I have been trying to write for a while, but there just seem to be no words. Ideas, even thoughts seem to be lacking lately. Perhaps it’s due to a loss of creativity, or maybe it’s because there are too many ideas and thoughts on rotation in my mind that the thought of tackling one is too much, so instead I silence them.

I’m inclined to think it is the latter.

To be honest, I am coming face to face with some pretty serious questions I have for God.  And I’m a bit scared to ask.

While I know people who have seen more sinister things than I have, or have heard stories more tragic than I have heard, I have seen and heard enough. Enough to question where God is at times, or wonder if he is actually good. Questions ‘good Christians’ probably shouldn’t ask, or have at least sorted out already in their faith.  

I’m not sure about you, but for me most things I hear about that go on in the world sit at a bit of a distance. ISIS, earthquakes, floods, etc. While these things are devastating, I am not confronted with the reality. My reality of those events stay on the screen of my computer. But here there have been some realities that have met me at my front door, and a lot of the time I don’t know what to do about it. So, I bury them.

I mean, what do you do when you know children are being raped? When you see (what you assume) is a pedophile putting two children in his car? What do you do when a 10 year old girl is crying because her mom will beat her if she finds out the bracelets she is supposed to sell (for 10 hours a day) have been stolen? Or when you hear of corruption at every corner?

What do you do when you can’t do anything? What do you do when it looks like God isn’t doing anything?

I remember telling God if that street girl didn’t find her bracelets him and I were going to have a huge problem. Haha, I’m sure he was looking at me tenderly with understanding, but also a little bit of ‘come on, Janay, do you still not trust me?’

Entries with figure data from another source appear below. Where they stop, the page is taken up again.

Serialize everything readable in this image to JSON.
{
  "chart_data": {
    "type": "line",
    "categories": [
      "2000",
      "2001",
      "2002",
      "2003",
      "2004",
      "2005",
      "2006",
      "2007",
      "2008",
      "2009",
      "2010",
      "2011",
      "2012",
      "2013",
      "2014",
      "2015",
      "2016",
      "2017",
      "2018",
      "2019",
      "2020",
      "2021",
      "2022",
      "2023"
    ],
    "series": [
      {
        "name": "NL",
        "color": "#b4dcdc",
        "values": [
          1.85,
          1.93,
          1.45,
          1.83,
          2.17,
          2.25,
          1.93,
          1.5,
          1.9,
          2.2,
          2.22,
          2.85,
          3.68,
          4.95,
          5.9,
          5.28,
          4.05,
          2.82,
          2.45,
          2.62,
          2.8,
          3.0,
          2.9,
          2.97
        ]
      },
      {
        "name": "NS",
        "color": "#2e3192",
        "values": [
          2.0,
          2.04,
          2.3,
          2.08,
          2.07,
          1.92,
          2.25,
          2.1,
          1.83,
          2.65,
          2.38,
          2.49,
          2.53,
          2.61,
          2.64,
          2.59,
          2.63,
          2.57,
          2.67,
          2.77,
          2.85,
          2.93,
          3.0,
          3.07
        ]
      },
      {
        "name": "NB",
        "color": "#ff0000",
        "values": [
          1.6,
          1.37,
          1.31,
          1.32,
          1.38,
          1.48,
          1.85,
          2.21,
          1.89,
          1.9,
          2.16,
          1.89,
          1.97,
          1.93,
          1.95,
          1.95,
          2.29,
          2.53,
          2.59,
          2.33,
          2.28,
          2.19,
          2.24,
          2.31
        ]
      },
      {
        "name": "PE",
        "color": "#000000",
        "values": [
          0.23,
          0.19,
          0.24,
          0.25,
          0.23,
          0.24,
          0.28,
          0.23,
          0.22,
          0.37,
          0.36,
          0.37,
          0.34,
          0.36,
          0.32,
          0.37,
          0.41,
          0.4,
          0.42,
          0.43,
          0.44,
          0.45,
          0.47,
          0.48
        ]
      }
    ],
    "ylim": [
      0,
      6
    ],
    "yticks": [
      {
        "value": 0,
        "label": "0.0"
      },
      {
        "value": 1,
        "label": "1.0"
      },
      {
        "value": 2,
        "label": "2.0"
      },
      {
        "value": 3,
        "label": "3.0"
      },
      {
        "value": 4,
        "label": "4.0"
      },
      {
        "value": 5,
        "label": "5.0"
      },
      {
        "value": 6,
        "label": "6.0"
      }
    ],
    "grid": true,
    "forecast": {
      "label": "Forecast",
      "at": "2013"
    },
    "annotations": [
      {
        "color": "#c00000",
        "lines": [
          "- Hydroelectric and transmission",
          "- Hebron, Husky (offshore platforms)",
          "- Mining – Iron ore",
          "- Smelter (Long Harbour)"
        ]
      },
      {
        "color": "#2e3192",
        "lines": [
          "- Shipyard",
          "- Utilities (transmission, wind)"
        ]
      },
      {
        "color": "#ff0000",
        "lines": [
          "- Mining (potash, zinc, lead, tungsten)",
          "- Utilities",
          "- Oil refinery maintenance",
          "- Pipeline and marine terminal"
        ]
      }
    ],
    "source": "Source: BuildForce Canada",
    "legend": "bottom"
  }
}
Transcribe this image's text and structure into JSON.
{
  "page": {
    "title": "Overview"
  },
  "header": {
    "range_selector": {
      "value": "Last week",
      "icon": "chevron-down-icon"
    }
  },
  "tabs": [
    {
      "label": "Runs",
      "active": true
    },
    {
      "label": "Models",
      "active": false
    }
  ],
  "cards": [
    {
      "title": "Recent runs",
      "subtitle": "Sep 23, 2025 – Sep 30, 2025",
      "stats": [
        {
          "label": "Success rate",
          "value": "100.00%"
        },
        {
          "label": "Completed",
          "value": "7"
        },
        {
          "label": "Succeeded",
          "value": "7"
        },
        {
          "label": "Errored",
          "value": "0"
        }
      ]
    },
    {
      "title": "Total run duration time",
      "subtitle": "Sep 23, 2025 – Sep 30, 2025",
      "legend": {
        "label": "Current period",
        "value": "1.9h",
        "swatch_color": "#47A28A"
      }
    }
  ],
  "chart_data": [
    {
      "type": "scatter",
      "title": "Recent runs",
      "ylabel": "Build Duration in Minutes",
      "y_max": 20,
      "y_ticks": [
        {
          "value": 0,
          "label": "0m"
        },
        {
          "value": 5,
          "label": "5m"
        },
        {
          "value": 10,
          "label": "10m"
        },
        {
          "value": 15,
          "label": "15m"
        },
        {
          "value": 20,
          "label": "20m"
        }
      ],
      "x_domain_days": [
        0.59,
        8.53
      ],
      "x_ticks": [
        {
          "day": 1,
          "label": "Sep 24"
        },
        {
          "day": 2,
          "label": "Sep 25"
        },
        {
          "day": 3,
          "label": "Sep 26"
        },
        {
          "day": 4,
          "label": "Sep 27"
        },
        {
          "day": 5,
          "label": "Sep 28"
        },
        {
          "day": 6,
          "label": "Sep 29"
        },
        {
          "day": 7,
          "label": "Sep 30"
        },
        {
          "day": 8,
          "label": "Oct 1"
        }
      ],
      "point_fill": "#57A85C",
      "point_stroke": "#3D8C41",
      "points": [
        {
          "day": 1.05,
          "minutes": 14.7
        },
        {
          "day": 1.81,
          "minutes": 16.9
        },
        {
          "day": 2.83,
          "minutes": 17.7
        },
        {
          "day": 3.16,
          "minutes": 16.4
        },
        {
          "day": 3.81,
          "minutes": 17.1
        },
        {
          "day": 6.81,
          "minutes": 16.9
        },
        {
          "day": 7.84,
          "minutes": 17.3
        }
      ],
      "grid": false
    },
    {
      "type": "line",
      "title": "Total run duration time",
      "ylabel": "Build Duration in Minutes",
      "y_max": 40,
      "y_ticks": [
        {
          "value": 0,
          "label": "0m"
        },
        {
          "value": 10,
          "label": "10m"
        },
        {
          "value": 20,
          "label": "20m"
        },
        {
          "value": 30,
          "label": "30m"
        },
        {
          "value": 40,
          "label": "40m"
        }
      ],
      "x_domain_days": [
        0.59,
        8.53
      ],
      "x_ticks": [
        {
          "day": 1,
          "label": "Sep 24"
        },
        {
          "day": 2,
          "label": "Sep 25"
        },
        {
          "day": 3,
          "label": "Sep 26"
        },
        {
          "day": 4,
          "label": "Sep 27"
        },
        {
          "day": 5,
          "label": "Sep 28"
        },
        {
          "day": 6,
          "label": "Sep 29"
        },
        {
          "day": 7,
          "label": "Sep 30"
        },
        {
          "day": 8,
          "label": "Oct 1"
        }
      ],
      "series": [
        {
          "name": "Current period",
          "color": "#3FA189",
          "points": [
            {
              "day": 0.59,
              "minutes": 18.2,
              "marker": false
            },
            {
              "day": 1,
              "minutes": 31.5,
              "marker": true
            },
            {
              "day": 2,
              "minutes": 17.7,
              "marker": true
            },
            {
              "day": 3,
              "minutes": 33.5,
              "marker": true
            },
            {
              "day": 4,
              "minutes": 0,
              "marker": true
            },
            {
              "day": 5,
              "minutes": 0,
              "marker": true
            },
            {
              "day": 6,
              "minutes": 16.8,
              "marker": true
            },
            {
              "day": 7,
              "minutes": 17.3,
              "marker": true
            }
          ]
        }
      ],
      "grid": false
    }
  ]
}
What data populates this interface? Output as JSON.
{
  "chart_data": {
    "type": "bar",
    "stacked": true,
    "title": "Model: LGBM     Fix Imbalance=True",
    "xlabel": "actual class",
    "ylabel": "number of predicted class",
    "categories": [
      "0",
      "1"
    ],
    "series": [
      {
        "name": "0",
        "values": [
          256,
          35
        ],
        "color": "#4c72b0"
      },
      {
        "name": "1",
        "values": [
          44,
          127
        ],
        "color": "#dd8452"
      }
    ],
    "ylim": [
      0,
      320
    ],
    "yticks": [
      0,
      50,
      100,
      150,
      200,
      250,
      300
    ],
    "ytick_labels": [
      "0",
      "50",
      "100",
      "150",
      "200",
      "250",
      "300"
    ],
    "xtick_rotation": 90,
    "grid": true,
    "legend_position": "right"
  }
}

Truth be told, most days I don’t.

Instead of dealing with the issues I currently have with God, I avoid them. Occasionally, I numb out by watching TV shows, or allow myself to be swallowed up into a musical vortex while daydreaming of other lands than this one.

Processing these things seems like a mountain I am not trained to climb. Have you ever been there?

I suppose coming over to Cambodia, I was under the impression that I had sorted all this stuff out in my mind and heart already. After all, I had been on mission trips, seen injustice, poverty, and immense suffering. Why is this different?